I have to say I was a fence-sitter on this one. I pre-ordered for my wife and I but was just unsure I had made the right choice for me. I had all the iPhones through the 3GS (well not the 3, we upgraded from the original to the 3GS) before I had had enough of AT&T and moved back to Verizon. I loved Android, my wife hated it. As soon as the iPhone was available at Verizon I got her one but I stuck with Android.
When the 4S was available for pre-order I went for it, mostly because of Face-Time, iMessaging and Siri. If I'm honest I can't really say I cared one way or the other about the iPhone itself. Now that I have the 4S I'm absolutely happy I switched back.
If everyone is objective about it, they can admit that there are many positive things about iOS and many positive things about Android. I've never really understood the need to make yourself feel better about your possession by degrading another person's different possession (although, being human, I've participated in that practice as well). Jeeps versus Hummers (or any other 4 wheel drive really), Vettes versus Vipers, crotch rocket versus cruiser, etc... (Okay those are all vehicles but you get my point) Just enjoy what you have and let others enjoy their stuff.
Now, all that being said, there are things I will miss from Android. The native Android calendar is more robust than the native iOS one. iOS5 now includes a week view so fixed that. Still I use Calengoo because the Google calendar is what I am most comfortable with. The beauty of iOS5 is, I can schedule into the native calendar with Siri and it populates Calengoo. Phenomenal.
I will miss the native ability to customize the appearance of my handset and I will miss widgets. In reality widgets is the number one thing I will miss. That is maybe the one single thing that I believe Android does better than iOS.
Nobody throw anything at me but I WILL miss Flash. The net is absolutely more friendly to iDevices now but Flash was great with the right Android handset. With the wrong handset it was abysmal. I had a good handset.

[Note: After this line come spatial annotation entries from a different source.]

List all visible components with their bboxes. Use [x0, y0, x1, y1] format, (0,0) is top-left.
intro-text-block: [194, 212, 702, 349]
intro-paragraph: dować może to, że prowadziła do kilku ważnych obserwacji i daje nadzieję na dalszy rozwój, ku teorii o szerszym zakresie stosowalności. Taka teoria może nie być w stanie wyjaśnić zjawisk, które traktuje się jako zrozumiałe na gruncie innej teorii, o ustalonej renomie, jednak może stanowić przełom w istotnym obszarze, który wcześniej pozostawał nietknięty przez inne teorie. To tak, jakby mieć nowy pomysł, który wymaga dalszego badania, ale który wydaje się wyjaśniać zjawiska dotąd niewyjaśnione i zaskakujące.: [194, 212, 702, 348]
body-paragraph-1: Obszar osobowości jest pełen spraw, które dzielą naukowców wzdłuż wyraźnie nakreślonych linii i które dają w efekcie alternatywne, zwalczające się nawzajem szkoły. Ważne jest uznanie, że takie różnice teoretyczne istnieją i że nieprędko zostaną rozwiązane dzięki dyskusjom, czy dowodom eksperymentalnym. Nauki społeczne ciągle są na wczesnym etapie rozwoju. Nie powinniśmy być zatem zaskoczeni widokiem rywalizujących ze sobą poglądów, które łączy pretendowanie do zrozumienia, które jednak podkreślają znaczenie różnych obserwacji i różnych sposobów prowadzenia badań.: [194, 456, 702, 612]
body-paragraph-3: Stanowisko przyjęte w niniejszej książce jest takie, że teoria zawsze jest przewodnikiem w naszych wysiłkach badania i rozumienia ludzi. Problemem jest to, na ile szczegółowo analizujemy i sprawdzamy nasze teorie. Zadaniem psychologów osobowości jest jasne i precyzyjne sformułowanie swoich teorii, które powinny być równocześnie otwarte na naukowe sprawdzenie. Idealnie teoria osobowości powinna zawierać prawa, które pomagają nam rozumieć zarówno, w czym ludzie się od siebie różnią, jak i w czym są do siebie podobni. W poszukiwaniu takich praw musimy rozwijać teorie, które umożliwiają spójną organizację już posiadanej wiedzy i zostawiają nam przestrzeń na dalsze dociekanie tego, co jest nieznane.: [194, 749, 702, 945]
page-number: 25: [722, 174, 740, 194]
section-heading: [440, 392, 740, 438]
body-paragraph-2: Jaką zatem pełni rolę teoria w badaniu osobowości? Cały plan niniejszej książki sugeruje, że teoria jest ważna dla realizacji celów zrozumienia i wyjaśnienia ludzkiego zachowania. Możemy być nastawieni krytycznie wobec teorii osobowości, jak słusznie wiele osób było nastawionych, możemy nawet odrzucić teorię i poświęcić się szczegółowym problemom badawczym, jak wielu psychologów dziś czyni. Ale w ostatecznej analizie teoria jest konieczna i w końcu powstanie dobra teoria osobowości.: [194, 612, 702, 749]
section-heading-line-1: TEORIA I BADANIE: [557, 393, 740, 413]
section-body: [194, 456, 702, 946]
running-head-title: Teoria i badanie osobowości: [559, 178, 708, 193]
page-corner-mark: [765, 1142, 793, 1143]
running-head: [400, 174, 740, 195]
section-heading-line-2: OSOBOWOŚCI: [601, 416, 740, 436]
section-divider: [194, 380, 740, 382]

Now as far as battery issues go it's really a wash. My iPhone is no better or worse than the DroidX I had. If a handset has a certain feature set then I expect to be able to use those features at will. When I get in my car I want my Bluetooth already on. When I hit a WiFi signal I want my WiFi active. I want push notifications from any and all apps that I feel are important to be active at all times. Certainly I can tweak on the phone until I can squeeze every last useable electron out of it to gain more user time. But I'm a big proponent of quality over quantity. If I can't use half the abilities of the phone because it drains the battery in 4 hours then the phone isn't really that useful. That being said, with everything turned on like I like it; with Android handsets and my 4S they are pretty equivalent.

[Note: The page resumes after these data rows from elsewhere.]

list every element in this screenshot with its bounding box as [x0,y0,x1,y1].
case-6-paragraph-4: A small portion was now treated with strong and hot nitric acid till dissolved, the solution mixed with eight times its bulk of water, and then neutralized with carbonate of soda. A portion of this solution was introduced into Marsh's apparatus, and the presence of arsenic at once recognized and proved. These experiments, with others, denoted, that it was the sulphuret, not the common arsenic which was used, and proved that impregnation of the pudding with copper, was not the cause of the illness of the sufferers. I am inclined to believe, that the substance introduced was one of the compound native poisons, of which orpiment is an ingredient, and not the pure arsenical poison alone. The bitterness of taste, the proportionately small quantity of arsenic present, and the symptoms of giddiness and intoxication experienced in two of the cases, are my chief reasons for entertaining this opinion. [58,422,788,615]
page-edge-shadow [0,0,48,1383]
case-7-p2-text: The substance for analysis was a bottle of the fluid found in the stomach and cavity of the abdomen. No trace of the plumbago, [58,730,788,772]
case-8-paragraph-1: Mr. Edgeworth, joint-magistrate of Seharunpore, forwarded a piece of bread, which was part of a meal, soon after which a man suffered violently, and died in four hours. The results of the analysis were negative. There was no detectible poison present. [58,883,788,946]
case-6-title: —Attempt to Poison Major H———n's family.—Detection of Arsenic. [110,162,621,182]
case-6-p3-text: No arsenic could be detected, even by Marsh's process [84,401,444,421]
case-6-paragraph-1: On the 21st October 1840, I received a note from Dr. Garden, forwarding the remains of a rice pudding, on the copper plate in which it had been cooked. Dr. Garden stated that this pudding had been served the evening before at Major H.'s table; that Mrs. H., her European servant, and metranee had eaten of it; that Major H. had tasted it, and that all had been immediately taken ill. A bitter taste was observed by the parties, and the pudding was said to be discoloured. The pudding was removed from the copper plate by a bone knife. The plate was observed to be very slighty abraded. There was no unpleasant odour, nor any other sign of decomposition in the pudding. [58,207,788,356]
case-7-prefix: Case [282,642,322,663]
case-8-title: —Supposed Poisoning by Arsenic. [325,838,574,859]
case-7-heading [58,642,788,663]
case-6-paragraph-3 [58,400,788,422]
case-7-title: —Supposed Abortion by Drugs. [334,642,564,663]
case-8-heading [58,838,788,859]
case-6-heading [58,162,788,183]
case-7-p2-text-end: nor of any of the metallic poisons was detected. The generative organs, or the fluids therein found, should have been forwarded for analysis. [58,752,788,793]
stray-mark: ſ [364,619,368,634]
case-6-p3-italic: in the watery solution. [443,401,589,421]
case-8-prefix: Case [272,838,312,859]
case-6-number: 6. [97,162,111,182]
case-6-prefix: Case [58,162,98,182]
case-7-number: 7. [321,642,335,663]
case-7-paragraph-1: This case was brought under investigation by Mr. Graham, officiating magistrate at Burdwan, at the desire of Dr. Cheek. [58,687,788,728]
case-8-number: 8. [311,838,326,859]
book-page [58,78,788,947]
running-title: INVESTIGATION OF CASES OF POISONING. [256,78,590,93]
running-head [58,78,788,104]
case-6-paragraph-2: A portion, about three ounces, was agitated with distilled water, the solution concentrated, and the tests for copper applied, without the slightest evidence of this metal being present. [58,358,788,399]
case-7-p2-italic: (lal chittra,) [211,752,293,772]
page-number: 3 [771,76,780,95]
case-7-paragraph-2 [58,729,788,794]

Here is where iOS people are going to get a wakeup call soon and is something Android users are already painfully aware of. 4G/LTE sucks down batteries like a wino with a bottle of Mad Dog 20/20. There just isn't any getting around it. This is a big reason I believe Apple hasn't incorporated it into the iDevices yet. We are talking less than several hours of talk/standby with every LTE handset I've seen if they are in an LTE signal. I live south of an LTE area by about 35 miles. Friends of mine with LTE handsets get very equivalent usage/standby times to mine until they hit LTE then they are having to recharge every 3 hours or so. Can you imagine the s**tstorm that would happen if that occurred with the new iPhone?

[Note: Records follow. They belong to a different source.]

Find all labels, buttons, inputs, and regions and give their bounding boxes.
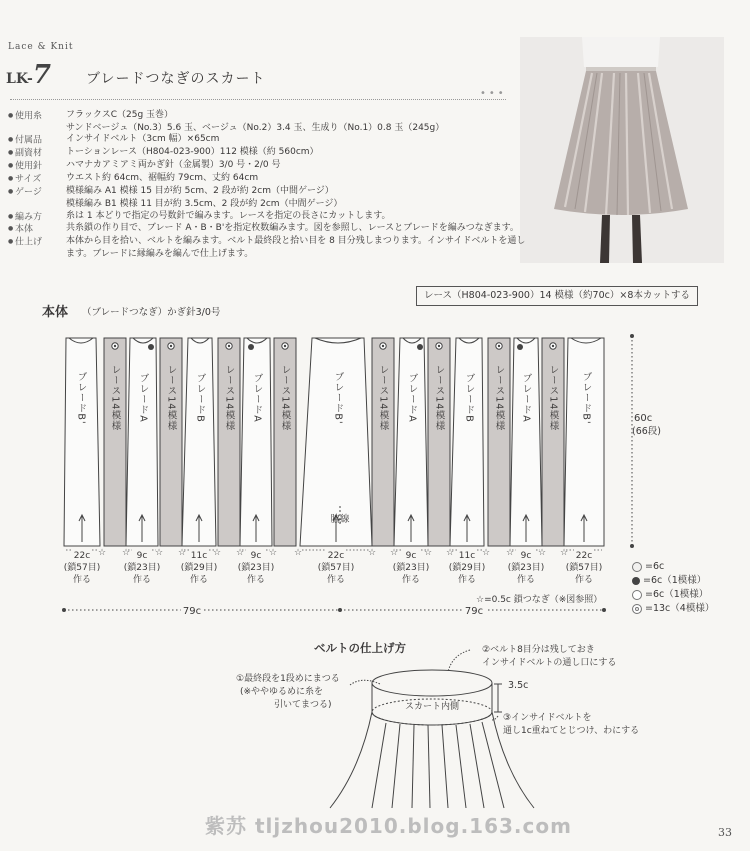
belt-title: ベルトの仕上げ方 (314, 641, 406, 655)
belt-height: 3.5c (508, 680, 529, 691)
spec-value: トーションレース（H804-023-900）112 模様（約 560cm） (66, 147, 319, 158)
bullet-icon: ● (8, 238, 14, 246)
spec-label: ● 使用糸 (8, 111, 43, 122)
panel-label: ブレードA (406, 373, 418, 423)
watermark: 紫苏 tljzhou2010.blog.163.com (205, 814, 572, 838)
bullet-icon: ● (8, 212, 14, 220)
symbol-legend (632, 560, 714, 616)
star-icon: ☆ (389, 548, 399, 558)
brand-logo-text: Lace & Knit (8, 42, 74, 52)
spec-row (8, 211, 526, 224)
filled-circle-icon (248, 344, 254, 350)
spec-label (8, 123, 66, 135)
spec-label: ● ゲージ (8, 187, 42, 198)
pattern-code-number: 7 (32, 60, 51, 90)
belt-note1-line1: ①最終段を1段めにまつる (236, 674, 340, 684)
spec-value: インサイドベルト（3cm 幅）×65cm (66, 134, 220, 145)
star-icon: ☆ (268, 548, 278, 558)
width-w: 22c (73, 551, 91, 561)
bullet-icon: ● (8, 225, 14, 233)
bullet-icon: ● (8, 149, 14, 157)
spec-row (8, 249, 526, 261)
spec-row (8, 134, 526, 147)
spec-label: ● 付属品 (8, 135, 43, 146)
specs-list (8, 110, 526, 261)
belt-note2-line1: ②ベルト8目分は残しておき (482, 645, 595, 655)
width-w: 9c (136, 551, 148, 561)
belt-note1-line2: (※ややゆるめに糸を (240, 687, 324, 697)
width-make: 作る (401, 575, 421, 585)
spec-value: サンドベージュ（No.3）5.6 玉、ベージュ（No.2）3.4 玉、生成り（No.1）0.8 玉（245g） (66, 122, 445, 133)
width-ch: (鎖29目) (180, 563, 218, 573)
spec-value: ハマナカアミアミ両かぎ針（金属製）3/0 号・2/0 号 (66, 160, 281, 171)
panel-label: レース14模様 (109, 364, 121, 432)
total-width-line (62, 608, 606, 612)
bullet-icon: ● (8, 188, 14, 196)
width-ch: (鎖57目) (565, 563, 603, 573)
star-icon: ☆ (121, 548, 131, 558)
width-w: 22c (575, 551, 593, 561)
total-width-left: 79c (182, 606, 202, 617)
body-section-title: 本体 (42, 305, 69, 320)
belt-diagram (0, 640, 750, 810)
white-circle-icon (632, 590, 642, 600)
panel-label: レース14模様 (279, 364, 291, 432)
spec-value: ウエスト約 64cm、裾幅約 79cm、丈約 64cm (66, 173, 259, 184)
spec-row (8, 186, 526, 199)
panel-label: レース14模様 (547, 364, 559, 432)
star-icon: ☆ (97, 548, 107, 558)
star-icon: ☆ (293, 548, 303, 558)
star-icon: ☆ (177, 548, 187, 558)
width-ch: (鎖23目) (507, 563, 545, 573)
spec-row (8, 223, 526, 236)
star-note: ☆=0.5c 鎖つなぎ（※図参照） (476, 595, 603, 605)
belt-note3-line1: ③インサイドベルトを (503, 713, 592, 723)
panel-label: レース14模様 (493, 364, 505, 432)
spec-value: 模様編み A1 模様 15 目が約 5cm、2 段が約 2cm（中間ゲージ） (66, 186, 334, 197)
belt-note2-line2: インサイドベルトの通し口にする (482, 658, 617, 668)
panel-label: レース14模様 (433, 364, 445, 432)
star-icon: ☆ (212, 548, 222, 558)
width-make: 作る (132, 575, 152, 585)
panel-label: ブレードB (194, 373, 206, 423)
star-icon: ☆ (481, 548, 491, 558)
lace-cut-note: レース（H804-023-900）14 模様（約70c）×8本カットする (416, 286, 698, 306)
bullet-icon: ● (8, 136, 14, 144)
panel-label: レース14模様 (165, 364, 177, 432)
width-make: 作る (246, 575, 266, 585)
divider-dots: ••• (480, 88, 507, 99)
body-section-subtitle: （ブレードつなぎ）かぎ針3/0号 (82, 307, 221, 318)
pattern-code-prefix: LK- (6, 71, 33, 87)
page-number: 33 (718, 826, 732, 839)
filled-circle-icon (632, 577, 640, 585)
spec-row (8, 173, 526, 186)
width-w: 9c (520, 551, 532, 561)
width-ch: (鎖29目) (448, 563, 486, 573)
width-ch: (鎖57目) (63, 563, 101, 573)
star-icon: ☆ (559, 548, 569, 558)
spec-value: ます。ブレードに縁編みを編んで仕上げます。 (66, 249, 254, 260)
star-icon: ☆ (367, 548, 377, 558)
legend-row-filled: =6c（1模様） (632, 574, 714, 588)
spec-label (8, 199, 66, 211)
star-icon: ☆ (423, 548, 433, 558)
spec-label: ● 編み方 (8, 211, 43, 222)
header-divider (10, 99, 506, 100)
belt-note3-line2: 通し1c重ねてとじつけ、わにする (503, 726, 640, 736)
spec-label: ● 副資材 (8, 148, 43, 159)
panel-label: レース14模様 (377, 364, 389, 432)
panel-label: ブレードB' (580, 371, 592, 425)
belt-note1-line3: 引いてまつる) (274, 700, 332, 710)
width-ch: (鎖57目) (317, 563, 355, 573)
width-make: 作る (189, 575, 209, 585)
panel-label: レース14模様 (223, 364, 235, 432)
panel-label: ブレードA (137, 373, 149, 423)
panel-label: ブレードA (251, 373, 263, 423)
spec-row (8, 110, 526, 123)
bullet-icon: ● (8, 175, 14, 183)
width-make: 作る (326, 575, 346, 585)
legend-row-white: =6c（1模様） (632, 588, 714, 602)
star-icon: ☆ (235, 548, 245, 558)
pattern-code (6, 60, 51, 90)
panel-label: ブレードA (520, 373, 532, 423)
spec-label (8, 249, 66, 261)
width-make: 作る (516, 575, 536, 585)
filled-circle-icon (417, 344, 423, 350)
spec-label: ● 使用針 (8, 161, 43, 172)
star-icon: ☆ (445, 548, 455, 558)
bullet-icon: ● (8, 162, 14, 170)
height-rows: (66段) (632, 426, 662, 437)
width-ch: (鎖23目) (123, 563, 161, 573)
panel-label: ブレードB' (332, 371, 344, 425)
star-icon: ☆ (505, 548, 515, 558)
star-icon: ☆ (154, 548, 164, 558)
double-circle-icon (632, 604, 642, 614)
spec-row (8, 123, 526, 135)
width-make: 作る (457, 575, 477, 585)
spec-label: ● サイズ (8, 174, 42, 185)
open-circle-icon (632, 562, 642, 572)
width-make: 作る (574, 575, 594, 585)
spec-label: ● 仕上げ (8, 237, 43, 248)
legend-row-open: =6c (632, 560, 714, 574)
width-ch: (鎖23目) (237, 563, 275, 573)
spec-value: 共糸鎖の作り目で、ブレード A・B・B'を指定枚数編みます。図を参照し、レースとブレードを編みつなぎます。 (66, 223, 519, 234)
pattern-title: ブレードつなぎのスカート (86, 71, 266, 87)
width-w: 22c (327, 551, 345, 561)
spec-row (8, 147, 526, 160)
height-label: 60c (634, 413, 653, 424)
skirt-photo (520, 37, 724, 263)
spec-value: フラックスC（25g 玉巻） (66, 110, 174, 120)
width-make: 作る (72, 575, 92, 585)
bullet-icon: ● (8, 112, 14, 119)
width-w: 9c (250, 551, 262, 561)
width-w: 9c (405, 551, 417, 561)
legend-row-double: =13c（4模様） (632, 602, 714, 616)
spec-label: ● 本体 (8, 224, 34, 235)
total-width-right: 79c (464, 606, 484, 617)
spec-value: 本体から目を拾い、ベルトを編みます。ベルト最終段と拾い目を 8 目分残しまつります。インサイドベルトを通し (66, 236, 526, 247)
spec-value: 模様編み B1 模様 11 目が約 3.5cm、2 段が約 2cm（中間ゲージ） (66, 198, 343, 209)
width-ch: (鎖23目) (392, 563, 430, 573)
star-icon: ☆ (537, 548, 547, 558)
filled-circle-icon (148, 344, 154, 350)
skirt-inner-label: スカート内側 (404, 702, 460, 712)
width-w: 11c (458, 551, 476, 561)
width-w: 11c (190, 551, 208, 561)
height-dimension (630, 334, 634, 548)
spec-row (8, 199, 526, 211)
spec-row (8, 160, 526, 173)
side-line-label: 脇線 (330, 514, 350, 525)
filled-circle-icon (517, 344, 523, 350)
spec-value: 糸は 1 本どりで指定の号数針で編みます。レースを指定の長さにカットします。 (66, 210, 391, 221)
panel-label: ブレードB (463, 373, 475, 423)
spec-row (8, 236, 526, 249)
panel-label: ブレードB' (75, 371, 87, 425)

At the end of the day what really sets this iPhone apart is the voice recognition/Siri. Most everything else is window dressing. Siri is the new multitouch screen. It really is that good. And with the Nuance voice dictation you just talk and everything works. That includes medical jargon as well. I have yet to have to correct spelling in any of the medical terminology I have used. Now that's amazing!